If you’ve built an LLM agent recently, you’ve probably hit the "autonomy wall."
You give the agent a tool to search the web, a prompt to "be helpful," and a task. For the first two turns, it looks like magic. On turn three, it goes down a Wikipedia rabbit hole. On turn ten, it’s stuck in an infinite loop trying to fix a syntax error on a file it never downloaded.
Most developers try to fix this by cramming more instructions into the system prompt: "Never repeat the same action twice! Think step-by-step!"
But the problem isn’t the prompt. It’s the architecture.
You are forcing a single execution loop to do two completely different jobs: talking/acting (which requires low latency and high bandwidth) and planning (which requires slow, deliberative reasoning).
We need to borrow a concept from human psychology—Daniel Kahneman’s Thinking, Fast and Slow—and build Dual-Process Agents.
The Problem: The Single-Loop Trap
Most standard agents (like a naive ReAct loop) operate in a flat sequence:
Observe -> Think -> Act -> Observe -> Think -> Act
When the agent is "thinking," it is trying to decide what to say to the user and what its long-term strategy should be. Because LLMs are autoregressive, the immediate context (the last thing the user said, or the last API error) overwhelmingly dominates its attention.
If the agent’s only "planner" is the exact same loop that’s doing the work, you get two failure modes:
- Shallow Exploration: It never discovers new subgoals because it's too focused on the immediate task.
- Runaway Exploration: It forgets the original goal entirely and never finishes.
The Dual-Process Solution
A dual-process architecture explicitly separates the "doer" from the "planner."
A recent paper out of Stanford (SparkMe, arXiv:2602.21136) demonstrated this brilliantly in the context of AI conducting qualitative interviews. They split their agent into two distinct systems:
System 1: The Executor (Fast)
This is your fast, reactive loop. Its only job is to look at the immediate context and execute the next tactical step. In the interview example, this agent just asks the next question, decides whether to probe deeper into the current topic, or transition to the next one. It does not worry about the global strategy.

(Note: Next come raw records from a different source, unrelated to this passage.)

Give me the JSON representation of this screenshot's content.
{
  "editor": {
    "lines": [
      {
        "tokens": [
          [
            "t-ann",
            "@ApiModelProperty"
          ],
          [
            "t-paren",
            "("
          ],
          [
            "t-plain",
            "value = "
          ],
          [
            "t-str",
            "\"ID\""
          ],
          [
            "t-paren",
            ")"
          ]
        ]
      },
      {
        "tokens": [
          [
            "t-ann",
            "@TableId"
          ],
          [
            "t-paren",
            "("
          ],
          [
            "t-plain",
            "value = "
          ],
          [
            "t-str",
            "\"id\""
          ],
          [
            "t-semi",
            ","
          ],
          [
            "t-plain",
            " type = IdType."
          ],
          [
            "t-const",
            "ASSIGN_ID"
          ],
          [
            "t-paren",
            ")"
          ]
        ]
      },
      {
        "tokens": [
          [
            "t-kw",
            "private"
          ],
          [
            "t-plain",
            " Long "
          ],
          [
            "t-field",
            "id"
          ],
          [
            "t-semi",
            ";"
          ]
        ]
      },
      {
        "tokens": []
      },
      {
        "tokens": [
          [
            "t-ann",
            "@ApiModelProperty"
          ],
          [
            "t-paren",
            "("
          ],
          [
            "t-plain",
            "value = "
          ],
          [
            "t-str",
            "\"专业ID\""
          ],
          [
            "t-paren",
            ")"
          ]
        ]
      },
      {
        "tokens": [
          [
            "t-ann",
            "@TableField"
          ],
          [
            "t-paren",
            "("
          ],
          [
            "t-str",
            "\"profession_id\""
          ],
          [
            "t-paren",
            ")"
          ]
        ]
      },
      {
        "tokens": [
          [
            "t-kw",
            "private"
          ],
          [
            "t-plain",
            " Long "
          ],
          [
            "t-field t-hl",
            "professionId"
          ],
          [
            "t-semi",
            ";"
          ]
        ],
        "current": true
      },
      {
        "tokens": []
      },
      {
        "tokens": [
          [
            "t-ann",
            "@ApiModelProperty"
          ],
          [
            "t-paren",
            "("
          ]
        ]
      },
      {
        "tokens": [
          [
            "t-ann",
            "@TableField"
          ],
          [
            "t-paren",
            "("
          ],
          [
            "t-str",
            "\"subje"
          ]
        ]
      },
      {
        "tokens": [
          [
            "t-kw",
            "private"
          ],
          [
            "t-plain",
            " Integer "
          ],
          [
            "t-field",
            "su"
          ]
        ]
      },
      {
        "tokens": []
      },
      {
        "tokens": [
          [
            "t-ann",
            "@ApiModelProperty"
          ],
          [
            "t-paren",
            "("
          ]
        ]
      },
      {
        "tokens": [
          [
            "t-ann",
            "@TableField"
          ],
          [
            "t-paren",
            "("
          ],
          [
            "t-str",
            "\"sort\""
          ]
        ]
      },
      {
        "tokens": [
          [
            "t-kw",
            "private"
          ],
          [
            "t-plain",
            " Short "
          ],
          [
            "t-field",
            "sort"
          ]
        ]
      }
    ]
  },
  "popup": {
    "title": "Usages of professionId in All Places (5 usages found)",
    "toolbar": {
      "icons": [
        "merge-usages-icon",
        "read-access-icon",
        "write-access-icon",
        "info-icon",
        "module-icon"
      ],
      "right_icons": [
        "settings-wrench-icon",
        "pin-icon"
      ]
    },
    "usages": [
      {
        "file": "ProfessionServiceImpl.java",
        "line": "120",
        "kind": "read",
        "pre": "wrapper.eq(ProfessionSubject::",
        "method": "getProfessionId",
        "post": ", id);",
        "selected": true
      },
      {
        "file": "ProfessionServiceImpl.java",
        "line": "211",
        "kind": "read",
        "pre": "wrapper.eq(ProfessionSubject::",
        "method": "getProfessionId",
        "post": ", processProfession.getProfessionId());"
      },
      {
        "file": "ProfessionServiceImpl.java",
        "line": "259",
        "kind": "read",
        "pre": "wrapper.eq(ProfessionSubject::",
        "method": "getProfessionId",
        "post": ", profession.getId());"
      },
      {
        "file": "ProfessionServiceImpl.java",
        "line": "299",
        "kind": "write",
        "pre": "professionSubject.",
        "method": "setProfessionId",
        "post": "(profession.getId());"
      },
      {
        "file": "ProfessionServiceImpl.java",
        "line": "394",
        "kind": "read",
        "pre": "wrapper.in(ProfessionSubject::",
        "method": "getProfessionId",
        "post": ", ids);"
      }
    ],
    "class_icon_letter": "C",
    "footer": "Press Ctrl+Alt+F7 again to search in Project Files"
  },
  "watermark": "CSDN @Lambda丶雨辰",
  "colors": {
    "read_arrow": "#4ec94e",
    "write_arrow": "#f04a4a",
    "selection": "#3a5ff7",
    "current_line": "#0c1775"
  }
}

System 2: The Planner (Slow & Asynchronous)
This is the deliberative loop. It runs asynchronously in the background (e.g., every k turns). Its job is to look at the entire history, zoom out, and optimize the overarching trajectory.
How does it do this? By simulating rollouts.
The Planner takes the current state and spins up hypothetical futures: "If I steer the agent to ask about X, the user might say Y. If I steer it toward Z, the user might say W." It scores these hypothetical futures against a predefined utility function (e.g., maximizing new information while minimizing token cost).
Once the Planner finds a high-utility trajectory, it quietly updates the shared "Agenda" that System 1 is reading from.
Why this changes everything
When you decouple execution from planning, you gain actual control knobs over your agent's autonomy:
- How often to plan: You can set the Planner to run every 5 steps, saving massive amounts of compute compared to forcing a deep "Chain of Thought" on every single micro-action.
- How far to look ahead: You can define the simulation horizon (e.g., look 3 steps into the future).
- What to optimize: You can mathematically define what "good" looks like in the Planner's utility function, rather than relying on vibes in a system prompt.
Sources
- SparkMe: Adaptive Semi-Structured Interviewing for Qualitative Insight Discovery (arXiv:2602.21136) — https://arxiv.org/abs/2602.21136
The Takeaway
Stop trying to build a single "God Prompt" that acts perfectly in the moment while simultaneously playing 4D chess.
Let your fast agents ship actions. Let your slow agents simulate the future.